In rendering our opinion, we have relied upon statements and representations of officers and other representatives of the Representation Parties, and we have assumed that such statements and representations, including those set forth in the Representation Letters, are and will continue to be true and correct without regard to any qualification as to knowledge, belief, intent, or otherwise. We have also assumed that (i) the Reorganization will be consummated in the manner described in the Agreement and the Registration Statement and that none of the terms or conditions contained therein will be waived or modified and (ii) the Agreement, the Registration Statement and the Representation Letters accurately reflect the facts relating to each of the Representation Parties and the Reorganization. Our opinion assumes and is expressly conditioned on, among other things, the initial and continuing accuracy of the facts, information, covenants, representations and warranties set forth in the documents referred to above, including those set forth in the Representation Letters.
Our opinion is based on the Code, Treasury regulations promulgated thereunder, judicial decisions, published positions of the Internal Revenue Service, and such other authorities as we have considered relevant, all as in effect on the date of this opinion and all of which are subject to change or different interpretations (possibly with retroactive effect).  A change in the authorities upon which our opinion is based could affect the conclusions expressed herein.  An opinion of counsel is not binding on the Internal Revenue Service or any court.  There can be no assurance that our opinion will be accepted by the Internal Revenue Service or, if challenged, by a court.
Based upon and subject to the foregoing, we are of the opinion that, for U.S. federal income tax purposes, the Reorganization will constitute a “reorganization” within the meaning of Section 368(a) of the Code.

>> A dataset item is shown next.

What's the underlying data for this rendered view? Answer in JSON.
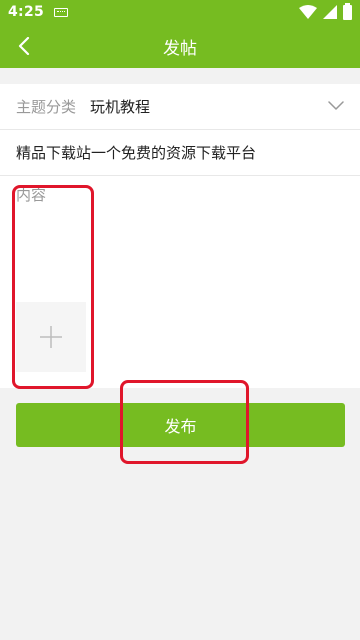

Except as set forth above, we express no other opinion.  This opinion has been prepared for you solely in connection with the Reorganization and may not be relied upon by any other person without our prior written consent. We consent to the filing of this opinion as an exhibit to the Registration Statement. In giving this consent, we do not thereby admit that we are in the category of persons whose consent is required under Section 7 of the Securities Act of 1933, as amended, or the rules and regulations of the Securities and Exchange Commission.  This opinion is expressed as of the date hereof, and we are under no obligation to supplement or revise our opinion to reflect any legal developments or factual matters arising subsequent to the date hereof or the impact of any information, document, certificate, record, statement, representation, covenant, or assumption relied upon herein that becomes incorrect or untrue.